Of course, it will still fall short of 2019’s $11.3B target, but is talking about the pre-pandemic era even a meaningful conversation at present? We’re seeing considerably more confidence going into the 2023 period, from exhibition entities and studios alike, and this should also be the year we see that COVID backlog fall away for good, and that can only be good for the industry overall.

The Key 33

This year we see a slate of 33 movies which are predicted to at least cross the $100M threshold- building on 29 in 2019, 18 in 2022, and 13 in 2021. We also see at least 100 wide released for the theatrical calendar this year. Industry experts peg the magic number at 120- 2019 had 143. While we’re not quite there, at least we’re closing in.


However, there’s one category of film we’re still missing. Non -genre (ie, not horror/sci-fi/action) original movies. Nor does this specifically have to cover high-brow awards fare or artsy indie titles. Part of this stems from a perception in the industry that these movies have lost their audience- yet they are also the ‘meat and potatoes’ of getting adult audiences to count cinema visits as a regular part of the calendar. Glass Onion fell somewhat in this category, and did well for Netflix in cinemas, but they’re still talking about theatrical releases as ‘marketing’ and not a mainstay. Add Elvis and The Lost City to that bag, with a nod to Where the Crawdads Sing, Everything Everywhere All at Once, The Woman King, and so on, and it’s clear the audience isn’t all that dead.

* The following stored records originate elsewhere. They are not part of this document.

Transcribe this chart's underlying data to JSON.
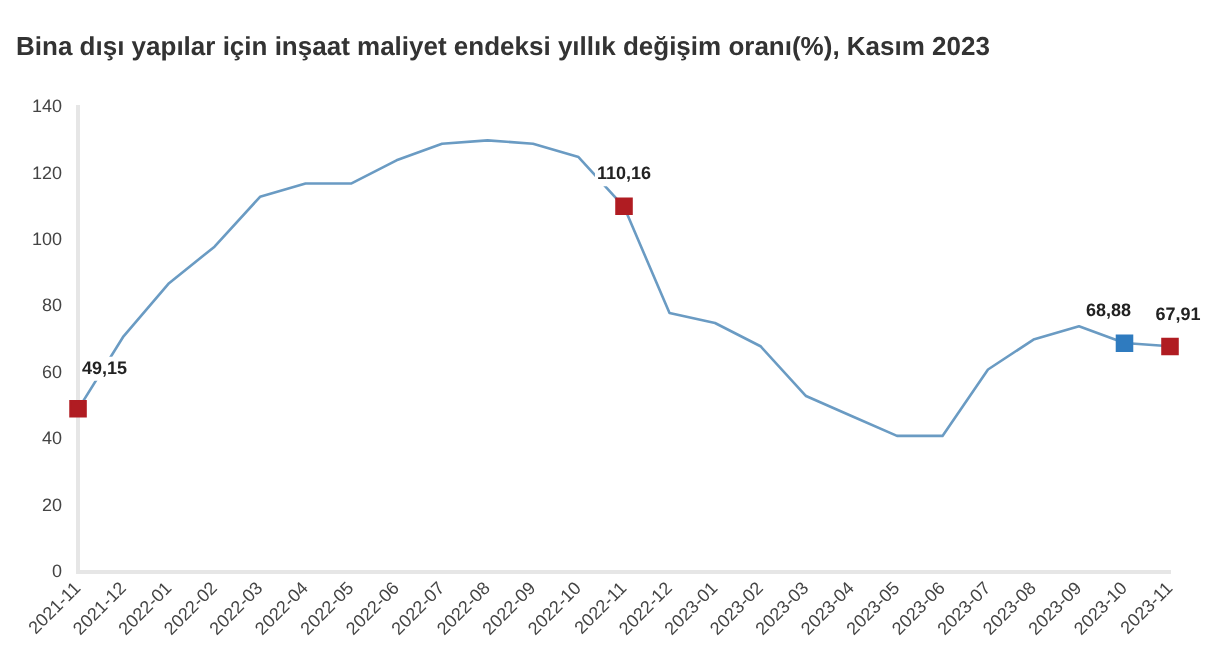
{
  "chart_data": {
    "type": "line",
    "title": "Bina dışı yapılar için inşaat maliyet endeksi yıllık değişim oranı(%), Kasım 2023",
    "categories": [
      "2021-11",
      "2021-12",
      "2022-01",
      "2022-02",
      "2022-03",
      "2022-04",
      "2022-05",
      "2022-06",
      "2022-07",
      "2022-08",
      "2022-09",
      "2022-10",
      "2022-11",
      "2022-12",
      "2023-01",
      "2023-02",
      "2023-03",
      "2023-04",
      "2023-05",
      "2023-06",
      "2023-07",
      "2023-08",
      "2023-09",
      "2023-10",
      "2023-11"
    ],
    "series": [
      {
        "color": "#6a9bc3",
        "marker": "none",
        "line_style": "solid",
        "values": [
          49,
          71,
          87,
          98,
          113,
          117,
          117,
          124,
          129,
          130,
          129,
          125,
          110,
          78,
          75,
          68,
          53,
          47,
          41,
          41,
          61,
          70,
          74,
          69,
          68
        ]
      },
      {
        "type": "scatter",
        "marker": "square",
        "values": [
          49.15,
          null,
          null,
          null,
          null,
          null,
          null,
          null,
          null,
          null,
          null,
          null,
          110.16,
          null,
          null,
          null,
          null,
          null,
          null,
          null,
          null,
          null,
          null,
          68.88,
          67.91
        ],
        "colors": [
          "#b01c22",
          null,
          null,
          null,
          null,
          null,
          null,
          null,
          null,
          null,
          null,
          null,
          "#b01c22",
          null,
          null,
          null,
          null,
          null,
          null,
          null,
          null,
          null,
          null,
          "#2f7bbf",
          "#b01c22"
        ],
        "value_labels": [
          "49,15",
          null,
          null,
          null,
          null,
          null,
          null,
          null,
          null,
          null,
          null,
          null,
          "110,16",
          null,
          null,
          null,
          null,
          null,
          null,
          null,
          null,
          null,
          null,
          "68,88",
          "67,91"
        ]
      }
    ],
    "ylim": [
      0,
      140
    ],
    "yticks": [
      0,
      20,
      40,
      60,
      80,
      100,
      120,
      140
    ],
    "grid": false,
    "legend": false
  }
}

So there’s something of a chicken-and-egg scenario. These films aren’t being made on a large scale, because the audience ‘isn’t there’, but the audience will never return if the films aren’t there. In reality, the fault more likely lies in rushed 17 day windows for these films with reduced marketing spend, all in the hopes of firing them onto PVOD as fast as possible. With the abrupt about-turn we saw on the failed day-and-date model, and an increasing realization of the benefit of combined strategies, maybe we will see that reevaluated in 2023.